Ethereum’s Vitalik Buterin Advocates Unique Approach to Crypto Security

• Ethereum co-founder Vitalik Buterin has highlighted the drawbacks of using hardware wallets to secure crypto in his advocacy for Multisignature. 

• According to him, 90% of his funds are secured using Multisignature, an advanced approach that requires transactions to be validated by more than one signature. 

Crypto security takes center stage as Ethereum co-founder Vitalik Buterin makes an insightful presentation on the most effective approach to securing digital assets in addition to the vulnerabilities presented in the most common wallets. His comment came after an X user – @ptrwtts – pointed out some of the drawbacks of hardware wallets which invalidate its safety status. 

Counterpoint: when using a hardware wallet, the biggest risk becomes yourself. Beware of the footguns: Someone finds your stashed seed, you hide the seed so well you forget, you put the seed in a bank safety deposit then hastily move overseas due to covid.

According to Buterin, the risk of getting trapped in one of these obvious human errors underscores his decision to resort to multisignature to secure 90% of his funds.

The above is why I use a multisig (@safe) for >90% of my personal funds

M-of-N, some keys held by you (but not enough to block recovery), the rest held by other people you trust. Don't reveal who those other people are, even to each other.

Decentralize your own security.

— vitalik.eth (@VitalikButerin) May 1, 2024

For quick insight, multi-signature is a sophisticated approach that requires a transaction to have two or more signatures to be executed. In other words, the signatures are associated with different cryptographic private keys with the defined threshold of keys needed to sign a transaction to validate it. Multisignature does not rely on a single point of failure but depends on the trustworthiness and reliability of those who hold the other keys. 

More on Multisignature

Any party with a multi-sig wallet can initiate a transaction but will remain pending until other parties sign it. It may also implement an N-of-N setup where transactions become valid after being validated by signatories. It may as well have an N-of-M setting where a specific subset of signers approves a transaction.

However, this approach of securing crypto is not far from the reach of threat actors. It can be recalled that Horizon Bridge lost $100 million to hackers in 2022 when its 2 of 5 multi-signature schemes got compromised. 
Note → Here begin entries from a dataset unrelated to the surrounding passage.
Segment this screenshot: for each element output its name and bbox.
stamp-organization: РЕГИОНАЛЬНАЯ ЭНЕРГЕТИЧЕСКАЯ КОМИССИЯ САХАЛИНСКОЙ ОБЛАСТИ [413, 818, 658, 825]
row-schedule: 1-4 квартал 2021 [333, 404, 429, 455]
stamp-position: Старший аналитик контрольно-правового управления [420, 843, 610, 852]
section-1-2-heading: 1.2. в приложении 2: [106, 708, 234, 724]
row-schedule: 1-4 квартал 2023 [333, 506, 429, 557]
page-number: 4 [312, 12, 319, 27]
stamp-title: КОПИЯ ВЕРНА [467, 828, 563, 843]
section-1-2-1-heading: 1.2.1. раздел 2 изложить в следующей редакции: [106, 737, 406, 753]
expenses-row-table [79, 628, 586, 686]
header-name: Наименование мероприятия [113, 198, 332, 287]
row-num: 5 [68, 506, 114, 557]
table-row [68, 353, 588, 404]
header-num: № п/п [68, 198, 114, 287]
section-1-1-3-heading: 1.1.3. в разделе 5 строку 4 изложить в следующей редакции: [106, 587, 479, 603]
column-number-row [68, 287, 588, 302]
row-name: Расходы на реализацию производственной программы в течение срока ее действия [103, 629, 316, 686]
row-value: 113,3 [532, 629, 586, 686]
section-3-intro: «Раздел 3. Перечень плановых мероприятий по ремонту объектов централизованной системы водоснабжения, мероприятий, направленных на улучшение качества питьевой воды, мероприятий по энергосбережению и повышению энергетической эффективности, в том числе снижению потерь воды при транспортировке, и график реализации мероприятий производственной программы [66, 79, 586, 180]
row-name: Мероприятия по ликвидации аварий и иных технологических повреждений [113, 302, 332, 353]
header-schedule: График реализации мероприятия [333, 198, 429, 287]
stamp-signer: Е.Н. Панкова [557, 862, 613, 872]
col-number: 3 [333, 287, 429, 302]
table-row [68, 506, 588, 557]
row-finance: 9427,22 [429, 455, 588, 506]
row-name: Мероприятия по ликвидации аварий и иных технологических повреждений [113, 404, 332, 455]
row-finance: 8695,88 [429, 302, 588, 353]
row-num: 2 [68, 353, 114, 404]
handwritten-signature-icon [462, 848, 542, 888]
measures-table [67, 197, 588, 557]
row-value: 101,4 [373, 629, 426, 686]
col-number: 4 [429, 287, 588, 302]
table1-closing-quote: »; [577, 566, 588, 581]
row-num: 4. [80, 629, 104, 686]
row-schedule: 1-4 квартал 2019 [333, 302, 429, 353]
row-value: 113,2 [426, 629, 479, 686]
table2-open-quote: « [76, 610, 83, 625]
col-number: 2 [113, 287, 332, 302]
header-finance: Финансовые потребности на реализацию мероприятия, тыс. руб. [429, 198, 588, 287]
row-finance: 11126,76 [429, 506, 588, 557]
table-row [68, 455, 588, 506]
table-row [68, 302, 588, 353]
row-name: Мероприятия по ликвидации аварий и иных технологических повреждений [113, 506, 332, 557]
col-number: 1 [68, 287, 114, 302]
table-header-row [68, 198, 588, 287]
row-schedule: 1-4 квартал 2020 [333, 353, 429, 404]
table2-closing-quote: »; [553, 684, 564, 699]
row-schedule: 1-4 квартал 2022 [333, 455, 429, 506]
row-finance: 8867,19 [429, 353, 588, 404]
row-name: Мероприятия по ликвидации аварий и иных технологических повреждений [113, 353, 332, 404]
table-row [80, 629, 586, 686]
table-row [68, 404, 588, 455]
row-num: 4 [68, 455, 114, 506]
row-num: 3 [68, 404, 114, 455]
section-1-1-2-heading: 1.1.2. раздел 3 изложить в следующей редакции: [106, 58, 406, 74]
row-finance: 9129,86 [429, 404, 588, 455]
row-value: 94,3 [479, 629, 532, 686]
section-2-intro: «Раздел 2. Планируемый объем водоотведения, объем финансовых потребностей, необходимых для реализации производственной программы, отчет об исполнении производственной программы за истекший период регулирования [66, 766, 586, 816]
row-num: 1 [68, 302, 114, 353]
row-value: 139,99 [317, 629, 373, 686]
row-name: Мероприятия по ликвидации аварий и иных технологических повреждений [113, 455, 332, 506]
This is what the Polygon’s chief information security officer, Mudit Gupta, said:

The hacker compromised 2 addresses and made them drain the money. The two addresses were likely hot wallets used to listen for and process legit bridging transactions…The attacker compromised the server(s) that these hot wallets were running on. Once inside the server, they could access the keys that were kept in plaintext for signing legit transactions. The server exploit was likely either an SSH key compromise or social engineering. This is eerily similar to how Ronin was hacked.

The merit of this discussion is highlighted in the Chainalysis Crypto Crime Report which estimated that $3.7 billion were stolen from crypto theft in 2022. In 2023, this had decreased by more than 50% to $1.7 billion. However, the number of individual hacking incidents increased from 219 in 2022 to 231 in 2023. Another report by PeckShield estimates that the value of cryptos compromised by hacking stood at $187.6 million in March 2024.